Publié le 22 décembre 2012 par Aicasc @aica_sc

Michèle Baj Strobel, Aica Caraïbe du sud

Hervé Beuze 2012

Hervé Beuze
2012

 Dans l’île ocre et rose, placée sous la protection de Coumba Castel, balayée par les vents du large, une place, une esplanade plutôt, dominant la petite plage, est consacrée aux dialogues et aux expressions venues de l’autre bord.

Le célèbre musée Dapper a en effet ouvert ses collections parisiennes aux vents atlantiques en y installant deux expositions conjointes inaugurées en décembre 2012. La première, ayant pris place dans un centre socio-culturel de l’île, est intitulée Masques. Comme son nom l’indique, elle est consacrée aux arts traditionnels d’Afrique de l’ouest. La seconde, qui nous occupe ici, intitulée Mémoires, regroupe divers créateurs antillais et un réunionnais, Jack Beng-Thi. Ce dernier a ‘installé’ un passage triangulaire à claire voie, constitué de branches d’eucalyptus provenant du Sine Saloum. En l’empruntant, on apprécie le jeu des ombres et les jets de lumière tout en écoutant des enregistrements de paroles des pères fondateurs de la Négritude, des valeurs et des luttes des Noirs.

Hervé Beuze2012

Hervé Beuze
2012

Il manquait bien à Gorée une sorte de rapprochement artistique contemporain avec la diaspora et les cultures atlantiques insulaires, avec ces échos d’aujourd’hui qui font sens, troublent et actualisent encore les mémoires. On vient sur l’île essentiellement pour le souvenir de la traite, car elle est restée comme l’emblème et la cristallisation du commerce triangulaire.
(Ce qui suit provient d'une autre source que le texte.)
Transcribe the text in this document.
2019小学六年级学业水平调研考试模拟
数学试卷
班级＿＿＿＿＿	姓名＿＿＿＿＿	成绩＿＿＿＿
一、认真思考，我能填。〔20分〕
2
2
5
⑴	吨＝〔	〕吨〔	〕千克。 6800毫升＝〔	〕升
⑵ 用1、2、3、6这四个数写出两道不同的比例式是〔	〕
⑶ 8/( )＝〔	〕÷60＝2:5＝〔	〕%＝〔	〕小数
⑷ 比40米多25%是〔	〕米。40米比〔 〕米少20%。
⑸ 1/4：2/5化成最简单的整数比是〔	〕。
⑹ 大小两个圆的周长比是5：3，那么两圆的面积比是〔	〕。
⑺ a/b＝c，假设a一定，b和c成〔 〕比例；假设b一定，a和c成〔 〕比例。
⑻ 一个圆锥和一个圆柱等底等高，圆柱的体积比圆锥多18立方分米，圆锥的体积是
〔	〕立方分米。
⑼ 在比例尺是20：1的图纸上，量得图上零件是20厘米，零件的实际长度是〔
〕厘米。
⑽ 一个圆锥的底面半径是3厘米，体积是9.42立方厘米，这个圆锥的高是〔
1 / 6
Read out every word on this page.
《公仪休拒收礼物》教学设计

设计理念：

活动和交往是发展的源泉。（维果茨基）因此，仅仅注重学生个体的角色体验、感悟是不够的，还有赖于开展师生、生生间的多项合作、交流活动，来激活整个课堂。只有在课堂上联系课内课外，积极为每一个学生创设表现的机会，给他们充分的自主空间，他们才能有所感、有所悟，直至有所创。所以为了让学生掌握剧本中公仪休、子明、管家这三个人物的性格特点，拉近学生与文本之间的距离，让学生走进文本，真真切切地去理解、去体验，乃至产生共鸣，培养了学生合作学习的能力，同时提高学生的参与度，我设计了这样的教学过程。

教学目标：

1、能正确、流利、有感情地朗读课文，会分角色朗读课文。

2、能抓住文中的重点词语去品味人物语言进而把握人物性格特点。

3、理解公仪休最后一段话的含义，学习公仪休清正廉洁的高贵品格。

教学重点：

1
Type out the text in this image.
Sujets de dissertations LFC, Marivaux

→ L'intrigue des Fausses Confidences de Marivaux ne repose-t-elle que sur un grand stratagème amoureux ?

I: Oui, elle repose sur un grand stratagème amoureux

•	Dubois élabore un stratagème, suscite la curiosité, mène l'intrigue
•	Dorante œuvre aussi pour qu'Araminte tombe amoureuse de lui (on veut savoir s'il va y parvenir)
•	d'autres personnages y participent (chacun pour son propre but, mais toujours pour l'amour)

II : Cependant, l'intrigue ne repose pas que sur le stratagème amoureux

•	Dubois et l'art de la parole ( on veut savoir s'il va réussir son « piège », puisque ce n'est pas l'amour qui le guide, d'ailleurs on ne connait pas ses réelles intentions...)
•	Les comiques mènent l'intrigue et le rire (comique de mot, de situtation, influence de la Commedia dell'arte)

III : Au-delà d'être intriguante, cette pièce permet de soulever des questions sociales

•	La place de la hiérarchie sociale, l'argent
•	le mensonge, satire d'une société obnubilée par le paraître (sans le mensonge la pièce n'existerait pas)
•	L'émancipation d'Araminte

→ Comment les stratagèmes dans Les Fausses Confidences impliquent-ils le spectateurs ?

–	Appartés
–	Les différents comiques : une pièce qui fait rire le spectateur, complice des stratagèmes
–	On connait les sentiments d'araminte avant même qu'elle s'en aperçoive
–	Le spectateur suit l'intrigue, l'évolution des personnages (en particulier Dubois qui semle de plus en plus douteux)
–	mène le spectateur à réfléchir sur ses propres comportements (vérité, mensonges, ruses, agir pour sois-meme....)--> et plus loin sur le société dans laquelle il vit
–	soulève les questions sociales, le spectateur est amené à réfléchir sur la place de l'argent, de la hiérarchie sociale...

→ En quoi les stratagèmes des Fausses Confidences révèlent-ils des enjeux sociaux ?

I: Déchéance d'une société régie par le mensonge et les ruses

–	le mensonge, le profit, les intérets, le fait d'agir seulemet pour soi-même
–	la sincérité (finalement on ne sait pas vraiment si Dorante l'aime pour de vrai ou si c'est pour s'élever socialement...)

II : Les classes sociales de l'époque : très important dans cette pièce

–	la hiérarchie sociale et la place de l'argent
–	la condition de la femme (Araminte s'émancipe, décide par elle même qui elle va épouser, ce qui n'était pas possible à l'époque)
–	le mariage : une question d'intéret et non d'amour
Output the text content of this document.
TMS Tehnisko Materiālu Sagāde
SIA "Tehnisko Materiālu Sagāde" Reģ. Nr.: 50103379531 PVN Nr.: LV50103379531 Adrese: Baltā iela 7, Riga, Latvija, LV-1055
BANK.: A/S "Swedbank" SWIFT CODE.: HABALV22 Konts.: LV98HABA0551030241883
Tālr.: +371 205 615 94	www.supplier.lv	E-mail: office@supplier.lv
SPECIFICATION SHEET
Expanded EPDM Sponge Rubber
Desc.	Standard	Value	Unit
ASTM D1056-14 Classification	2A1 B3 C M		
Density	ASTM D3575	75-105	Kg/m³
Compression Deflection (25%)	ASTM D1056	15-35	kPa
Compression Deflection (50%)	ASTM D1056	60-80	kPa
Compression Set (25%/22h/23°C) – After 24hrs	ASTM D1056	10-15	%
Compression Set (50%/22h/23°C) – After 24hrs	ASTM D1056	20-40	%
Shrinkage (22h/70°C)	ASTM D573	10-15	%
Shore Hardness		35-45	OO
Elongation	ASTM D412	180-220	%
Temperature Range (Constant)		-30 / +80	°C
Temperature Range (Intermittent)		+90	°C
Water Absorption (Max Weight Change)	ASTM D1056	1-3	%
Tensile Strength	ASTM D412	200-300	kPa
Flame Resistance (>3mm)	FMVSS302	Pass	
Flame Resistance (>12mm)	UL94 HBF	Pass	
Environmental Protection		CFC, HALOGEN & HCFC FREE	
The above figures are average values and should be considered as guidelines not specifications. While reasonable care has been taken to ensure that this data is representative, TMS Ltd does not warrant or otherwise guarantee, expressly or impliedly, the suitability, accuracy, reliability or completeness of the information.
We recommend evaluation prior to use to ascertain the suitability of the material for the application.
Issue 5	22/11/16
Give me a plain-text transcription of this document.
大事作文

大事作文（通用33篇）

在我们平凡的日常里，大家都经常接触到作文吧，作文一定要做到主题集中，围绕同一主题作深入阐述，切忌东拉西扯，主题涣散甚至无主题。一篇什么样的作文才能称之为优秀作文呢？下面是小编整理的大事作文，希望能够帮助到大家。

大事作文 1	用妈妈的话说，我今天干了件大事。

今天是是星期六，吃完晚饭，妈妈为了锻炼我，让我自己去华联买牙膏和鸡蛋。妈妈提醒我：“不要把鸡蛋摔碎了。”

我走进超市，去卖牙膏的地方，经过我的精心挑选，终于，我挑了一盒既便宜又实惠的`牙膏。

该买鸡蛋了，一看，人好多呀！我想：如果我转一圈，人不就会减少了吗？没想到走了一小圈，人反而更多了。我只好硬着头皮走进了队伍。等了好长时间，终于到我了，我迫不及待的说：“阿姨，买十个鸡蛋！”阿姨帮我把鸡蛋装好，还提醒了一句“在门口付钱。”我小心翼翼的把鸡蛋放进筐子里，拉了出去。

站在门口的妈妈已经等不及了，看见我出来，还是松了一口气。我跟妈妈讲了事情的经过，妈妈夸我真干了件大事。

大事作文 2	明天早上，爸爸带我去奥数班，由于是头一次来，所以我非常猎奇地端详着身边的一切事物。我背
Or, en y ouvrant l’espace (l’esplanade) aux créateurs d’aujourd’hui, un nouveau dialogue s’instaure.

Hervé Beuze

Hervé Beuze

En venant de la plage on voit d’abord surgir une immense silhouette sombre au-dessus du petit muret qui délimite l’espace sablonneux des installations. Il s’agit d’une sorte de scénographie qui réunit les quatre  plasticiens Hervé Beuze, Bruno Pedurand, Jack Beng-Thi et David Damoison. Les œuvres du photographe martiniquais sont présentées sur de grands panneaux et regroupent de superbes portraits de « Gens de Gorée ». On appréciera en particulier celui d’un talibé mouride devant l’image si caractéristique de Amadou Bamba, le célèbre saint soufi sénégalais.

Hervé Beuze 2012

Hervé Beuze 2012

Le grand personnage aperçu de loin prend corps avec ses semblables qui sont semble-t-il rescapés d’une coque vide de navire échoué. Un rouge profond, comme maculé de sang, évoque la douleur, les crispations, les contorsions des corps et des âmes ; mais les personnages sont debout. Il s’agit de l’œuvre installée par l’artiste martiniquais, Hervé Beuze. Son propos est intitulé Bwa Brilé qui évoque à la fois ce qui est calciné, brulé jusqu’à la trame, comme un charbon de bois mais aussi ce qui semble exsangue, sans vie et qui soudain reprend forme et vitalité. Une femme majestueuse, vêtue d’écriture libre, blanche sur fond noir, est justement pleine de force triomphante, elle entraîne ces corps en lambeaux, en lamelles, bricolés, penchés, fourbus, mais debout. L’œuvre évoque les paroles d’Eugène Mona et apporte surtout en terre africaine, goréenne, une réponse de l’autre bord, un signal fort d’une présence et du retour toujours possible. La femme-écriture est dotée d’une chevelure qui se termine en voie lactée et, comme une figure de proue entrainant ses compagnons, se dresse depuis le sol d’où elle semble surgir. La nuit, les personnages prennent une dimension encore plus saisissante, la lumière vient du dedans, les âmes brûlent, incandescentes et se souviennent. On apprécie la monumentalité de ce travail qui exprime une narration actualisée du croisement des cultures, des échanges et des métissages. Figures blanches, figures noires, bois, lamelles, métal, les matériaux comme les couleurs expriment cette faculté de métamorphose qui passe du calciné à la résurgence d’une flamme nouvelle.

Bruno Pédurand2012

Bruno Pédurand
2012

Le principe d’une métamorphose est encore plus manifeste dans le propos de l’œuvre présentée par IWA (Bruno Pedurand), artiste guadeloupéen. Plus conceptuelle également, cette œuvre qui se profile comme deux parties d’une coque de navire, deux coques jumelles (l’homme et la femme, ou encore le couple originel de la diaspora), rassemble et renvoie à un ensemble de symboles. On peut y lire la convergence entre les cultes décrits de part et d’autre de l’Atlantique dans le creuset du vaudou et des orishas.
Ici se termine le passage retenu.